What's Wrong With Climate Change Economics In One Chart

Last week economist William Nordhaus slammed global warming deniers and explained that the cost of delaying action is $4 Trillion. As I wrote, Nordhaus’s blunt piece — “Why the Global Warming Skeptics Are Wrong” – is worth reading because, like most mainstream climate economists, he is no climate hawk.

A key reason for that, I believe, is a chronic low-balling of future temperature rise and hence future climate impacts and hence future climate damages by the mainstream economic profession. Nordhaus’s piece proves that point. In his argument on why CO2 is a pollutant and negative externality—“a byproduct of economic activity that causes damages to innocent bystanders”– he writes:

The question here is whether emissions of CO2 and other greenhouse gases will cause net damages, now and in the future.

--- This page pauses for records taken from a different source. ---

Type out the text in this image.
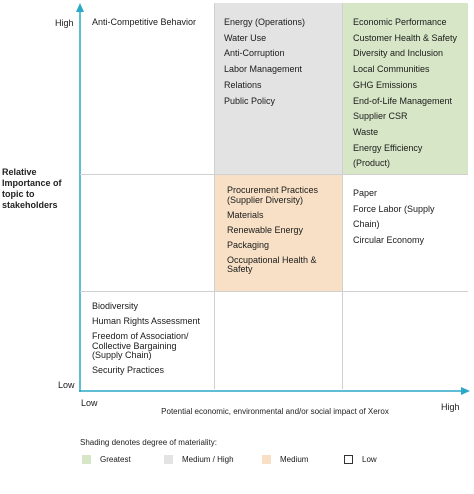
Relative Importance of topic to stakeholders
High
Low
Low	High
Potential economic, environmental and/or social impact of Xerox
Anti-Competitive Behavior	Energy (Operations)
Water Use
Anti-Corruption
Labor Management Relations
Public Policy
Economic Performance
Customer Health & Safety
Diversity and Inclusion
Local Communities
GHG Emissions
End-of-Life Management
Supplier CSR
Waste
Energy Efficiency (Product)
Procurement Practices (Supplier Diversity)
Materials
Renewable Energy
Packaging
Occupational Health & Safety
Paper
Force Labor (Supply Chain)
Circular Economy
Biodiversity
Human Rights Assessment
Freedom of Association/ Collective Bargaining (Supply Chain)
Security Practices
Shading denotes degree of materiality:
Greatest	Medium / High	Medium	Low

This question has been studied extensively. The most recent thorough survey by the leading scholar in this field, Richard Tol, finds a wide range of damages, particularly if warming is greater than 2 degrees Centigrade.7 Major areas of concern are sea-level rise, more intense hurricanes, losses of species and ecosystems, acidification of the oceans, as well as threats to the natural and cultural heritage of the planet.

That highlighted sentence may strike some of you as a bit strange. After all, the chances that warming would be less than 2°C have been pretty small for quite some time even with aggressive action and essentially nonexistent without it. So I went to the original Spring 2009 paper in The Journal of Economic Perspectives, “The Economic Effects of Climate Change”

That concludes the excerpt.